We had to wait a couple of hours because of the time difference. We were all really nervous. Then the video call came through on WhatsApp, and it was them — it was their parents. It was incredibly emotional. After six years of not knowing if they were alive or dead, there they were.
I think it was harder for Mahmud in a way. I don’t know if he recognized them right away; by that point, I’d become his mom. It had been six years since they left, which is a big chunk of time in a kid’s life.
We stayed in touch with their parents after that, and I learned more of their story. They’d spent years checking coffins coming into Kabul to see if any held their sons. Finally, their father got in touch with a smuggler who confirmed they’d made it to Ukraine. Their father speaks excellent English. The boys hadn’t known it – they’d thought he was a shopkeeper — but he was actually a radio producer who’d done work for western media. They decided to leave Afghanistan right before American troops pulled out and the Taliban stepped back in. That’s how they got to Tajikistan.
Once the boys connected with their parents, they stayed in touch. Their sister had gotten married and moved to Belgium, and they connected with her too. Then, last summer, Faizan got a call from his younger brother: He and their parents were on a plane, he said, about to fly to Canada. Their sister was also flying in. They wanted to meet up with Faizan and Mahmud.
The boys were so excited. A couple of weeks later, we drove up to Canada. It took us forever to get there. Mahmud and Faizan were so nervous, we kept having to pull off for a break. When we met up at a hotel, Faizan leapt out of the car before I’d even put it into park.
It was super-emotional. Their mom kept hugging and kissing me. Mahmud was reserved. He hung back a little bit, behind me. It took him a while to warm up. His mother looked at me and said, “He’s your boy now.”
But she and his dad were really good about it. They gave him space. They’ve stayed in touch, and they’re getting closer. The family settled in Canada, and the boys have gone up to see them four or five times now. I think the boys feel responsible for them; their family has been in Canada for a year, and it’s been hard for their dad to find work. He’s taking continuing education classes at a local university in technology. The boys want to do whatever they can to help.
On the boys’ independent lives today:
All three of the boys are sophomores in college now. Ali is 23, Faizan is 24, and Mahmud is 20. Ali still lives with me and commutes, and the other two are on campus.
I think they’d love to be able to go back to Afghanistan someday; it’s their homeland.
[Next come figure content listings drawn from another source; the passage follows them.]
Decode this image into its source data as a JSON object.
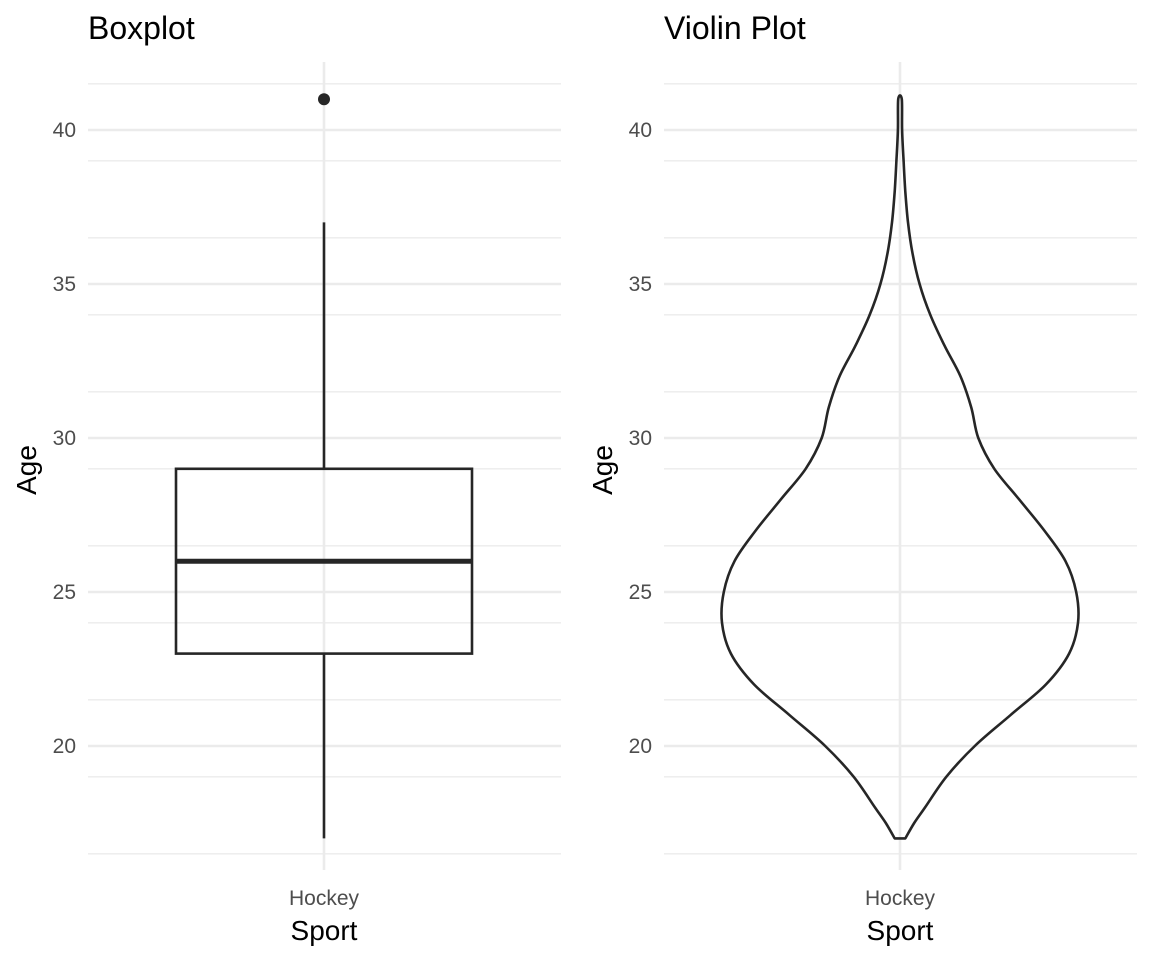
{
  "chart_data": [
    {
      "type": "boxplot",
      "title": "Boxplot",
      "xlabel": "Sport",
      "ylabel": "Age",
      "categories": [
        "Hockey"
      ],
      "ylim": [
        16.5,
        42.2
      ],
      "y_ticks": [
        "20",
        "25",
        "30",
        "35",
        "40"
      ],
      "y_tick_values": [
        20,
        25,
        30,
        35,
        40
      ],
      "grid": true,
      "box": {
        "lower_whisker": 17,
        "q1": 23,
        "median": 26,
        "q3": 29,
        "upper_whisker": 37,
        "outliers": [
          41
        ]
      }
    },
    {
      "type": "violin",
      "title": "Violin Plot",
      "xlabel": "Sport",
      "ylabel": "Age",
      "categories": [
        "Hockey"
      ],
      "ylim": [
        16.5,
        42.2
      ],
      "y_ticks": [
        "20",
        "25",
        "30",
        "35",
        "40"
      ],
      "y_tick_values": [
        20,
        25,
        30,
        35,
        40
      ],
      "grid": true,
      "range": [
        17,
        41
      ],
      "density_profile": [
        [
          17,
          0.03
        ],
        [
          17.5,
          0.08
        ],
        [
          18,
          0.14
        ],
        [
          19,
          0.26
        ],
        [
          20,
          0.42
        ],
        [
          21,
          0.62
        ],
        [
          22,
          0.82
        ],
        [
          23,
          0.95
        ],
        [
          24,
          1.0
        ],
        [
          25,
          0.99
        ],
        [
          26,
          0.93
        ],
        [
          27,
          0.81
        ],
        [
          28,
          0.67
        ],
        [
          29,
          0.53
        ],
        [
          30,
          0.44
        ],
        [
          31,
          0.4
        ],
        [
          32,
          0.34
        ],
        [
          33,
          0.25
        ],
        [
          34,
          0.17
        ],
        [
          35,
          0.11
        ],
        [
          36,
          0.07
        ],
        [
          37,
          0.045
        ],
        [
          38,
          0.03
        ],
        [
          39,
          0.02
        ],
        [
          40,
          0.012
        ],
        [
          41,
          0.01
        ]
      ]
    }
  ]
}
They tell me how beautiful it is, how gorgeous the mountains are, how you can pick fruit right off the trees. But for now, they’re making a life here. They all want to become citizens. Ali is planning on applying next summer; we’re going to have a party. Eventually he wants to bring his family over. It’s going to be a long process.
They’ve managed to locate a bunch of people they got to know when they were on the run. Just the other day, two friends who’d been in the shelter with Ali in Indonesia came to visit us.
Mahmud and Faizan have also kept in touch with a teacher they met in Ukraine, who helped them learn English while they were in the refugee camp. They had been close to him; he’d taken them to the airport for their flight to the U.S. When the war in Ukraine started, he and his family were displaced. Now, that man and his family are refugees here in the States. They came to see us last spring. It’s incredible and ironic: Now they’re here and we’re helping them.
I miss having the boys around all the time. They’ll always have a home here. This was probably my last time fostering. I’m older now.
There are an awful lot of kids out there who are suffering. You can’t fathom what they’ve been through. You can look at them and judge them, but until you know their story, you can’t understand. Everybody has a story.